The Tri-Speed Ethernet MAC transmits and receives data between a host processor and an Ethernet network. The main function of the Ethernet MAC is to ensure that the Media Access rules specified in the 802.3 IEEE standard are met while transmitting a frame of data over Ethernet. On the receiving side, the Ethernet MAC extracts the different components of a frame and transfers them to higher applications through the FIFO interface.
The data received from the G/MII interface is first buffered until sufficient data is available to be processed by the Receive MAC (Rx MAC). The Preamble and the Start of Frame Delimiter (SFD) information are then extracted from the incoming frame to determine the start of a valid frame. The Receive MAC checks the address of the received packet and validates whether the frame can be received before transferring it into the FIFO. Only valid frames are transferred into the FIFO. This feature has the following two benefits: the systems need not re-calculate the Frame Check Sequence (FCS) again when the frame is being transmitted, and it also keeps the receive MAC relatively simple. The Tri-Speed MAC, however, always calculates CRC to check whether the frame was received error-free.
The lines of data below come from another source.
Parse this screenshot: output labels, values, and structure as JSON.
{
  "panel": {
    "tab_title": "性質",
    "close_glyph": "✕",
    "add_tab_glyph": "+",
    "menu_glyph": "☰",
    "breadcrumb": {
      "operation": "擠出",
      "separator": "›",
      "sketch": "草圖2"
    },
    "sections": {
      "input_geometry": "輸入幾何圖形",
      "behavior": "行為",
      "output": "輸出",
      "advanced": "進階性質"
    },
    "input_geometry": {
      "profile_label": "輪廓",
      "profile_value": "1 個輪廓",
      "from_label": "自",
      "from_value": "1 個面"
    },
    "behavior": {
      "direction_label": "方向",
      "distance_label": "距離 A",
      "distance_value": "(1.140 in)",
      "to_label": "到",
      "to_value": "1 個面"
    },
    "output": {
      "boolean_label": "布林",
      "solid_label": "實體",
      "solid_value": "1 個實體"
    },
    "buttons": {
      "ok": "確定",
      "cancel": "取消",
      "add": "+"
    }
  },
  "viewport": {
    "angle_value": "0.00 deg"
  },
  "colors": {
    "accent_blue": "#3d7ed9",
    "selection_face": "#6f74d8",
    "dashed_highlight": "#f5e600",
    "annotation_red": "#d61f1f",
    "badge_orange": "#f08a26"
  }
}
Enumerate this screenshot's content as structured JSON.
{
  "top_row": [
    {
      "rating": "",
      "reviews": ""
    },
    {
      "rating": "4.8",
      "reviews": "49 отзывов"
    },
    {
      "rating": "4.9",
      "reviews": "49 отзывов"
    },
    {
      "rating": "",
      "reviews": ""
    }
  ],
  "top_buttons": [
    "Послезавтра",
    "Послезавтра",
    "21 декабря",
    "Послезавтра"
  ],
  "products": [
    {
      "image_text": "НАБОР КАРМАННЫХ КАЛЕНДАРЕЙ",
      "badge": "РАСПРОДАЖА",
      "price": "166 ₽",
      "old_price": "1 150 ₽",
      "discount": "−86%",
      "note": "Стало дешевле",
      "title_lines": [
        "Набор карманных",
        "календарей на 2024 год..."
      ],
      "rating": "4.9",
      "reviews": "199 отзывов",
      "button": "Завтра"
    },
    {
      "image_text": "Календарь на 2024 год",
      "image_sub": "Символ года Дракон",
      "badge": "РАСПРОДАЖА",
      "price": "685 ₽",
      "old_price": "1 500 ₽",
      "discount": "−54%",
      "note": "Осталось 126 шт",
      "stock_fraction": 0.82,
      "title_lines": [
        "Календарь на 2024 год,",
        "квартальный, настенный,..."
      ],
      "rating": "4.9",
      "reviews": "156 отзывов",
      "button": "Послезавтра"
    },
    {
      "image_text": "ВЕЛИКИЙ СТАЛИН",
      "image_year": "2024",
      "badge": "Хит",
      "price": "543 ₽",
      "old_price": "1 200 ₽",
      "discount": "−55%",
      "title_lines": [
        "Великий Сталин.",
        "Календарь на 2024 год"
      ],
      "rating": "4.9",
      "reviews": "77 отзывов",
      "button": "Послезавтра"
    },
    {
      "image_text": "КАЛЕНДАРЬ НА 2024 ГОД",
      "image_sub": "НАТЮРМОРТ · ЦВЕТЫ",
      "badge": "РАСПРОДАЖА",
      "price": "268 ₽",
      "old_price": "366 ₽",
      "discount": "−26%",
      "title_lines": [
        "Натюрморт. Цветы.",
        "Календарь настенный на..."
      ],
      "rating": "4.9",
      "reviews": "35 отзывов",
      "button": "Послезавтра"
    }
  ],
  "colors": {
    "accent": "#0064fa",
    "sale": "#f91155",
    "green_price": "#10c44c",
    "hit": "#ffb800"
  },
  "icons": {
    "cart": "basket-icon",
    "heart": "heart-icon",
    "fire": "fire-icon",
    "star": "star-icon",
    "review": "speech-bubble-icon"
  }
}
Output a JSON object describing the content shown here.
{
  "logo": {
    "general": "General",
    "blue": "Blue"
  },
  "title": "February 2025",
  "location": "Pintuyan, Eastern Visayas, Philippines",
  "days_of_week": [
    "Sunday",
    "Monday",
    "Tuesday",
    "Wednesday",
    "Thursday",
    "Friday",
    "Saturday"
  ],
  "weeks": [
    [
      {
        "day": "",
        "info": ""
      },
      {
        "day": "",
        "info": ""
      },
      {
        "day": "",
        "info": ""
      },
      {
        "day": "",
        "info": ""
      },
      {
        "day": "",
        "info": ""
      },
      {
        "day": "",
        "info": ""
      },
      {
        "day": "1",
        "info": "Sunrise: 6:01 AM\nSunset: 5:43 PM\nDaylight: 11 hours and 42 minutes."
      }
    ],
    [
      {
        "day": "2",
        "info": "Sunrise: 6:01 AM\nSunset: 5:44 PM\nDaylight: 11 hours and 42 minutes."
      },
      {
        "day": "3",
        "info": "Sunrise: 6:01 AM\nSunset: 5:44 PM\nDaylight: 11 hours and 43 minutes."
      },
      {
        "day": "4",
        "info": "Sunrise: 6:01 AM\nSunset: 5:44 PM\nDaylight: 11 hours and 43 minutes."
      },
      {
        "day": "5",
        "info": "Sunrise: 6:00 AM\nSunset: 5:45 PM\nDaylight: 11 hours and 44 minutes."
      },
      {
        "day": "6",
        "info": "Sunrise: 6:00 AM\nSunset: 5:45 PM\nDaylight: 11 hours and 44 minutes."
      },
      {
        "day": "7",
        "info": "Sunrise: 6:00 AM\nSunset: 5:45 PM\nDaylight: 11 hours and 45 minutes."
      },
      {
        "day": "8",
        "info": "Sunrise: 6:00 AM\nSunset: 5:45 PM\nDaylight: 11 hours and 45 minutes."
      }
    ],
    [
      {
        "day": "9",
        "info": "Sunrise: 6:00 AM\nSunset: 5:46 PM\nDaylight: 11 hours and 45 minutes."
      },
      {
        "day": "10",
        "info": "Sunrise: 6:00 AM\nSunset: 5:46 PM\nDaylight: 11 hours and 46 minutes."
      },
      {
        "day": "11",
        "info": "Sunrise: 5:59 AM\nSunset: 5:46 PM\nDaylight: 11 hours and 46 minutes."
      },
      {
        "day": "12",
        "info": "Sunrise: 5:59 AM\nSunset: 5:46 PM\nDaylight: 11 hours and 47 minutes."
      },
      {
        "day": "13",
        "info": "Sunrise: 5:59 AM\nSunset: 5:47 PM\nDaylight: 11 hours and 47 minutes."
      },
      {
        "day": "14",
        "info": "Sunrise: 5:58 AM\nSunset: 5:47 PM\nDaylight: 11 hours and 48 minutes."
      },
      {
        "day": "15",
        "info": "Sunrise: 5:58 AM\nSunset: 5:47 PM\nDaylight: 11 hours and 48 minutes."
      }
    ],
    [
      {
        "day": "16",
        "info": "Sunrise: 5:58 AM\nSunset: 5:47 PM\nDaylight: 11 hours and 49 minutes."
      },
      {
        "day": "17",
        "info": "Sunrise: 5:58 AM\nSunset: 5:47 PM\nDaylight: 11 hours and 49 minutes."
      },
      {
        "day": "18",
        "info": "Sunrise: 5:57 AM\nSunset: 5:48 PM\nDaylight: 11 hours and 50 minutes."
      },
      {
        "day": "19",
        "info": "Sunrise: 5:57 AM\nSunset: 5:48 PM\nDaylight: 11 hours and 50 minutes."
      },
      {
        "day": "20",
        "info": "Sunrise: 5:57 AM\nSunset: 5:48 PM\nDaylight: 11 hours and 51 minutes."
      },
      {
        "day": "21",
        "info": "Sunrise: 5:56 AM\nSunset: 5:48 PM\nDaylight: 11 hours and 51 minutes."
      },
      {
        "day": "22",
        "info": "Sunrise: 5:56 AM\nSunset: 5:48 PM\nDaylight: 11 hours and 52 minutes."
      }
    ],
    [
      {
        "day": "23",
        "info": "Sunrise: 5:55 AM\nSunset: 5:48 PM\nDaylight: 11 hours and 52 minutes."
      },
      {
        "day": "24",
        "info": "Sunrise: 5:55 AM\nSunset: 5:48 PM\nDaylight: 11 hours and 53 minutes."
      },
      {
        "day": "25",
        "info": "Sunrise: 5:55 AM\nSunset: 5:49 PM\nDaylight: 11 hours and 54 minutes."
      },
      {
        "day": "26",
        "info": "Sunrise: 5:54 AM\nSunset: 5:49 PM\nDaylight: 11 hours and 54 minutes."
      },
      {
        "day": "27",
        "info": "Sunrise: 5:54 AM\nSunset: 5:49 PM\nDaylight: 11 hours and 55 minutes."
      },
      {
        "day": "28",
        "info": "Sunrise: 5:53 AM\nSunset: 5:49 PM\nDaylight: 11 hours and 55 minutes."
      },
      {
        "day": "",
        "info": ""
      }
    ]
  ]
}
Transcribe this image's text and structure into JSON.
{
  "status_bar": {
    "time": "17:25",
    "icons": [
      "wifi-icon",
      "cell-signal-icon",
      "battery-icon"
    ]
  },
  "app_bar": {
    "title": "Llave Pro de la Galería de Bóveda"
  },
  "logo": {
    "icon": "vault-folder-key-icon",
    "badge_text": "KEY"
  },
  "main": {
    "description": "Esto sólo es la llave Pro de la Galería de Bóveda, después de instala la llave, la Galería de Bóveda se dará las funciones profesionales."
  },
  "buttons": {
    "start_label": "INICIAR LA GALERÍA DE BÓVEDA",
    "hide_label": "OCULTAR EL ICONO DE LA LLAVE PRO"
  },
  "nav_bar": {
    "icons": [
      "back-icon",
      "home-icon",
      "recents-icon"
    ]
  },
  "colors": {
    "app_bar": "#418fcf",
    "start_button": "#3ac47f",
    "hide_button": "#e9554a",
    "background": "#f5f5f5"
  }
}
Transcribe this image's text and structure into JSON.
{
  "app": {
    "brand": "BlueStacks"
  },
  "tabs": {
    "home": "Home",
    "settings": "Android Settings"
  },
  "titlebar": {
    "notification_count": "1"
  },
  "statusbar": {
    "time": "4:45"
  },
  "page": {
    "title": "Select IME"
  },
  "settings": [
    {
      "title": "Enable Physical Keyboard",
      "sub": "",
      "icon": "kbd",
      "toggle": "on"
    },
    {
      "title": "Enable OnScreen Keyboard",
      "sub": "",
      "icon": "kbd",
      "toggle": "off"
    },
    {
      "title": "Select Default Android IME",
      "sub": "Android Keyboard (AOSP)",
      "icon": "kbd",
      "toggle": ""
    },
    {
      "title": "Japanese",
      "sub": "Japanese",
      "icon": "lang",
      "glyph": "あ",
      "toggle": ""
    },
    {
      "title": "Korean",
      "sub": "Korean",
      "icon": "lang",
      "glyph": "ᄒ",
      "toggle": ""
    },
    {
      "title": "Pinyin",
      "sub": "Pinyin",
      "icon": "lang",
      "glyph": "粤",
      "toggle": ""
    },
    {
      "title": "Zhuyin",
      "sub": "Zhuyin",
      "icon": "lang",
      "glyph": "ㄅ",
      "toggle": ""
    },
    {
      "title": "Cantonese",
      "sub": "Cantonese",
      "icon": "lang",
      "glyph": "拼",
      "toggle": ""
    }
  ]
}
On the transmit side, the Tx MAC is responsible for controlling access to the physical medium. The Tx MAC reads data from an external client Tx FIFO, formats this data into an Ethernet packet and passes it to the G/MII module. The Tx MAC reads data from the Tx Client FIFO when the client indicates a packet is available, and the Tx MAC is in its appropriate state. The Tx MAC pre-fixes the Preamble and the Start-of-Frame Delimiter information to the data and appends the Frame Check Sequence at the end of the data. In half-duplex operation, the Tx MAC stores the first 64 bytes of data from the external FIFO in an internal buffer, to be used in re-transmitting data on collisions. The SGMII Easy Connect configuration option adds pins and logic for seamless connection to the Lattice's Gigabit Ethernet PCS IP core.